I have been reading "The Best Yes" by Lysa Terkeurst, and I just feel like I am playing catch up all the time. And yet today I was struck with what I heard thru the words from God. You see, in this cycle of abuse that I have spent so many years in... Yes became the safest thing to say. My husband wanted sex and I just allowed it, no matter how I felt. My mother wanted us to come down and visit... we packed up and came, even if it was 2 AM. I just always gave into each and every demand.
Not once did I ever stop to consider if I had the required resources to say yes. Or could even label what those resources should be. And yet, to have a list now seems like a huge blessing. And it gives me a chance for once to actually be able to start to evaluate the decisions that I make, not out of a fear of abuse, but out of a desire to serve God. These resources that I need to consider fall into the following four areas, Physically, Financially, Spiritually, and Emotionally. And it is not just considering these area, but also considering what can happen if what I am saying Yes to will bankrupt myself. But even in considering these areas, it shocked me to learn that I'M BANKRUPT WITHOUT LOVE!!!

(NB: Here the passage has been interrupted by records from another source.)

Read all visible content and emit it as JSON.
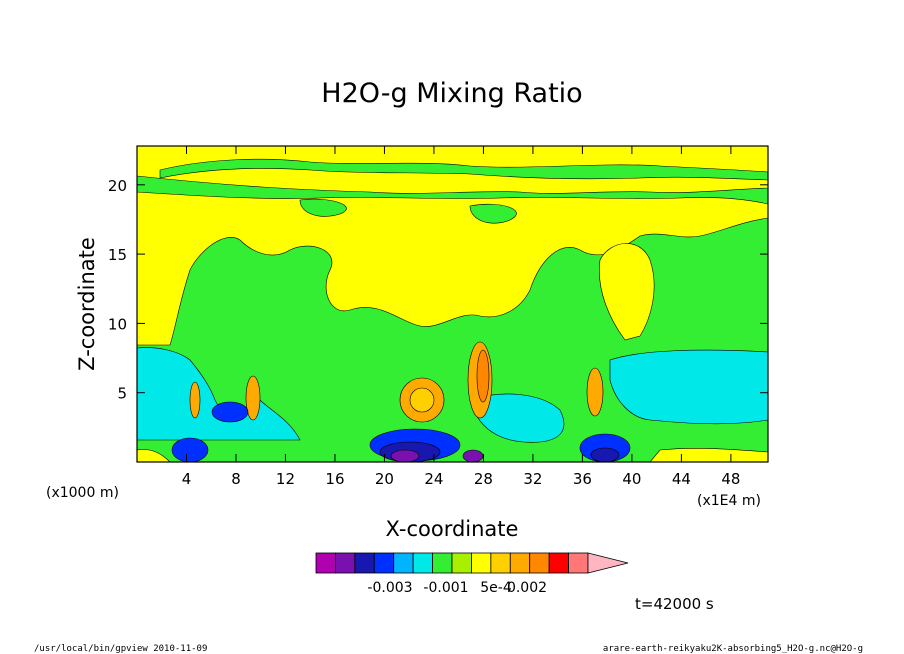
{
  "chart_data": {
    "type": "heatmap",
    "title": "H2O-g Mixing Ratio",
    "xlabel": "X-coordinate",
    "ylabel": "Z-coordinate",
    "x_unit_left": "(x1000 m)",
    "x_unit_right": "(x1E4 m)",
    "x_ticks": [
      4,
      8,
      12,
      16,
      20,
      24,
      28,
      32,
      36,
      40,
      44,
      48
    ],
    "y_ticks": [
      5,
      10,
      15,
      20
    ],
    "xlim": [
      0,
      51
    ],
    "ylim": [
      0,
      22.8
    ],
    "time_label": "t=42000 s",
    "colorbar": {
      "colors": [
        "#b000b0",
        "#7a10b0",
        "#1818b0",
        "#0030ff",
        "#00b4ff",
        "#00e8e8",
        "#33ee33",
        "#a8f000",
        "#ffff00",
        "#ffd000",
        "#ffaa00",
        "#ff8800",
        "#ff0000",
        "#ff7777",
        "#ffb6c1"
      ],
      "labels": [
        "-0.003",
        "-0.001",
        "5e-4",
        "0.002"
      ]
    },
    "fields": {
      "background": "#33ee33",
      "yellow": "#ffff00",
      "cyan": "#00e8e8",
      "blue": "#0030ff",
      "navy": "#1818b0",
      "purple": "#7a10b0",
      "orange": "#ffaa00",
      "light_orange": "#ffd000",
      "dark_orange": "#ff8800"
    }
  },
  "footer": {
    "left": "/usr/local/bin/gpview   2010-11-09",
    "right": "arare-earth-reikyaku2K-absorbing5_H2O-g.nc@H2O-g"
  }
}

When I started to ponder these ideas, I realized that the definition that I had of serving others was warped. And found that my definition should be an exercise of asking God to help me realistically assess how to love a person without bankrupting myself or my family. The definition makes it possible to have an attitude of love trump the activity that we are being asked to consider reaching out to do. And it made me see just how bankrupt that I am still from my own marriage. Years of my submitting to my husband out of a love for God, were in so many ways bankrupting what resources that I had within me. I physically reached a point where I was exhausted all the time. And in that exhaustion, I became physically sick much more often and sicker than I had ever been. Financially, I was completely dependent on my husband. His spending habits determined what we had left to provide food, clothes, even gas to the car to be able to leave the house. With so little funds in my name, I was bankrupt no matter how much I watched each dime we spent, because any amount of saving on my part tended to lead to his desire to spend more funds. Living with a constant drain on each and every dime we had made me stop wanting to fill the needs that I had, let alone others. Then with regards to Spiritually, the control of my ability to leave the house and go to places was controlled so much by the moods of my husband. I even found it difficult to find moments to even read God's word, let alone spend time in a community of believers. So that tank in my marriage was constantly seeking ways to feel connected with God. And finally Emotionally, I became numb. I just faced what was placed in front of me, without expressing any real thoughts from my soul. Yet, inside my soul was so drained that I found it all too easy to use methods of physical harm to help me control the emotional reality I lived in. I never had time to even to consider making a choice that would allow me to not be bankrupt. I with the great need for everyone to be happy with me... Yes, became my only answer.
And while it is now... years since I have lived with my husband that I can understand that the fear I lived with never gave me the chance to say no. And now, I also know that saying no, almost cost me my physical life. Yet, now I need to learn how to compute this new definition of serving others. I need to learn how to have a balance that allows me to be physically, financially, spiritually, and emotionally healthy. And to be in a place where I can make choices that fit much better with God's desires, and not just my need to survive.